Researchers Harvest Electrical Current from Seaweed

  Algae Europe December 2022
Electrical Current from Seaweed chart

A simulation of the process to harvest electrical current from seaweed: the seaweed releases molecules that transport electrons to a stainless-steel electrode (the anode). The electrons transfer to the second electrode (a platinum cathode) which can reduce protons found in the seawater electrolyte solution to hydrogen gas. The current can either be used directly, or if hydrogen is produced, the gas can be used as a future clean fuel.

Researchers from the Israeli Institute of Technology (Technion) have developed a new method that harvests an electrical current directly from seaweed in an environmentally friendly and efficient way. The idea, which came to the doctoral student Yaniv Shlosberg while swimming at the beach, has been developed by a consortium of researchers from three Technion faculties who are members of the Grand Technion Energy Program (GTEP), along with a researcher from the Israel Oceanographic and Limnological Research Institute (IOLR).

The problematic issues of fossil fuels are the driving force behind research into methods of alternative, clean and renewable energy sources. One of these is the use of living organisms as the source of electrical currents in microbial fuel cells (MFC). Certain bacteria can transfer electrons to electrochemical cells to produce electrical current. The bacteria need to be constantly fed and some of them are pathogenic.

A similar technology is bio-photoelectrochemical cells (BPEC). As for the MFC, the source of electrons can be from photosynthetic bacteria, especially cyanobacteria. Cyanobacteria make their own food from carbon dioxide, water and sunlight, and in most cases they are benign.

The research groups of Prof. Noam Adir, and the doctoral student Yaniv Shlosberg, previously developed technologies that used cyanobacteria for obtaining electrical current and hydrogen fuel, as published in Nature Communications and Science.

Cyanobacteria have some drawbacks, however. They produce less current in the dark, as no photosynthesis is performed. Also, the amount of current obtained is still less than that obtained from solar cell technologies, so that while more environmentally benign, the BPEC is less attractive commercially.

Switching from Cyanobacteria to Ulva

In this study, the researchers from the Technion and IOLR decided to try to solve this issue using a new photosynthetic source — seaweed. Many different species of seaweed grow naturally on the Mediterranean shore of Israel, especially Ulva (also known as sea lettuce) which is grown in large quantities at IOLR for research purposes.

The research was led by Prof. Noam Adir and Yaniv Shlosberg, from the Schulich Faculty of Chemistry and GTEP. They collaborated with additional researchers from the Technion: Dr. Tunde Toth (Schulich Faculty of Chemistry), Prof. Gadi Schuster, Dr. David Meiri, Nimrod Krupnik and Benjamin Eichenbaum (Faculty of Biology), Dr. Omer Yehezkeli and Matan Meirovich (Faculty of Biotechnology and Food Engineering) and Dr. Alvaro Israel from IOLR in Haifa.
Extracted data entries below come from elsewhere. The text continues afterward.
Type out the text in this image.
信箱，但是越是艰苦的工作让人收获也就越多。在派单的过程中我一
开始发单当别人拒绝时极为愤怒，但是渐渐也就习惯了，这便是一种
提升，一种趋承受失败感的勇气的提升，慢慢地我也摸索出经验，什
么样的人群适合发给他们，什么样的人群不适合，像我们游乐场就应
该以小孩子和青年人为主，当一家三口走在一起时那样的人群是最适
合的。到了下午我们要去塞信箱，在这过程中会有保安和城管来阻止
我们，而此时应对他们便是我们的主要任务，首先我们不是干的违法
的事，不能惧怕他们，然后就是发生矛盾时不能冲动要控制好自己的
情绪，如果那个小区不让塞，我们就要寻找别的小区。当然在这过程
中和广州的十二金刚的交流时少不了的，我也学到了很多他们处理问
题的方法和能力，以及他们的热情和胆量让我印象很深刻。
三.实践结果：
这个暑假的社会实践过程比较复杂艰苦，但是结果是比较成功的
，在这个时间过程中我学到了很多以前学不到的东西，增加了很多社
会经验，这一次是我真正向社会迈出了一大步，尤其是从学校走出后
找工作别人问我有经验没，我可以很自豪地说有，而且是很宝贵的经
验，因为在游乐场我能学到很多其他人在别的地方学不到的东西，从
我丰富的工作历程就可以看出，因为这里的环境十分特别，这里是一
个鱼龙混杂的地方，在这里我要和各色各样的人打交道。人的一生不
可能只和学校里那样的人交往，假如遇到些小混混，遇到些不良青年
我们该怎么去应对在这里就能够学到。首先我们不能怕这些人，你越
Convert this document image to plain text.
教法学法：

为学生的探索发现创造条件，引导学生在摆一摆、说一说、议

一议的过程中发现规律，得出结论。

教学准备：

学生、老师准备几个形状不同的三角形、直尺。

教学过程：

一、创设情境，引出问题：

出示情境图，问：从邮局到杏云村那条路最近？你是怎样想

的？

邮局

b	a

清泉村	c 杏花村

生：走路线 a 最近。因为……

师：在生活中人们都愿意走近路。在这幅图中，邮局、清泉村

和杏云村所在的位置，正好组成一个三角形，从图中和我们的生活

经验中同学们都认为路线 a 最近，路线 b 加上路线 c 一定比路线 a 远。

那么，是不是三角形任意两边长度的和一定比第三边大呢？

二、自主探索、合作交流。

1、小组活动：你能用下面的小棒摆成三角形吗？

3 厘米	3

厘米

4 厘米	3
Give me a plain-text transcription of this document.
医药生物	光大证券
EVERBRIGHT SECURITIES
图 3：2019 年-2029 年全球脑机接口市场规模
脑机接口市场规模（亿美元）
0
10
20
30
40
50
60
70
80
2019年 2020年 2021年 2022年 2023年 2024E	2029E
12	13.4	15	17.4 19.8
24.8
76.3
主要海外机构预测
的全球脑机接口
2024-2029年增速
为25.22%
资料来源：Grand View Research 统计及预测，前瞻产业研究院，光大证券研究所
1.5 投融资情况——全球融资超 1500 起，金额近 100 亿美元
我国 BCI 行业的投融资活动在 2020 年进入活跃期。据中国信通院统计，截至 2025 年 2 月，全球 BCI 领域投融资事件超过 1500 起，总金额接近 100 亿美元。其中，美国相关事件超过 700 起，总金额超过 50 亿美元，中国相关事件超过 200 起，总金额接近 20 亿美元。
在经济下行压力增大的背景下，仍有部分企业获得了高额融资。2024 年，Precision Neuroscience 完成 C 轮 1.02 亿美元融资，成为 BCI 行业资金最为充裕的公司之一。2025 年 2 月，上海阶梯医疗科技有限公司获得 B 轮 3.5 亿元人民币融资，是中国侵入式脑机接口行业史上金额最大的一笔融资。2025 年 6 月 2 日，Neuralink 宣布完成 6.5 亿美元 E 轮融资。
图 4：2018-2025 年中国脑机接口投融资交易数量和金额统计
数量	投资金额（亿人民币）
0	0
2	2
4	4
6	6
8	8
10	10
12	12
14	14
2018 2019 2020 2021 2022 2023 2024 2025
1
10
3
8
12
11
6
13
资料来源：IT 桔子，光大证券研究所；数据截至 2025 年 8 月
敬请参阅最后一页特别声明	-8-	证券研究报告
The Technion/IOLR researchers built a prototype device that collects the current directly in the Ulva growth vat. After developing new methods to connect Ulva and BPEC, currents a thousand times greater than those from cyanobacteria were obtained — currents that are on the level of those obtained from standard solar cells. Prof. Adir notes that these increased currents are due to the high rate of seaweed photosynthesis, and the ability to use the seaweed in their natural seawater as the BPEC electrolyte — the solution that promotes electron transfer in the BPEC.

Additionally, the seaweed provides currents in the dark, about 50% of that obtained in light. The source of the dark current is from respiration — where sugars made by the photosynthetic process are used as an internal source of nutrients. In a fashion similar to the cyanobacterial BPEC, no additional chemicals are needed to obtain the current. The Ulva produce mediating electron transfer molecules that are secreted from the cells and transfer the electrons to the BPEC electrode.

The new technology is carbon negative. The seaweed absorbs carbon from the atmosphere during the day while growing and releasing oxygen. During harvesting of the currents during the day, no carbon is released. During the night, the seaweed releases the normal amount of carbon from respiration.

“By presenting our prototype device, we show that significant currents can be harvested from the seaweed,” said Prof. Adir. “We believe that the technology can be further improved leading to future green energy technologies.”

The researchers presented their new method for collecting an electrical current directly from seaweed in the journal Biosensors and Bioelectronics. The paper describes results obtained from researchers from the Schulich Faculty of Chemistry, the Faculty of Biology, the Faculty of Biotechnology and Food Engineering, GTEP and IOLR.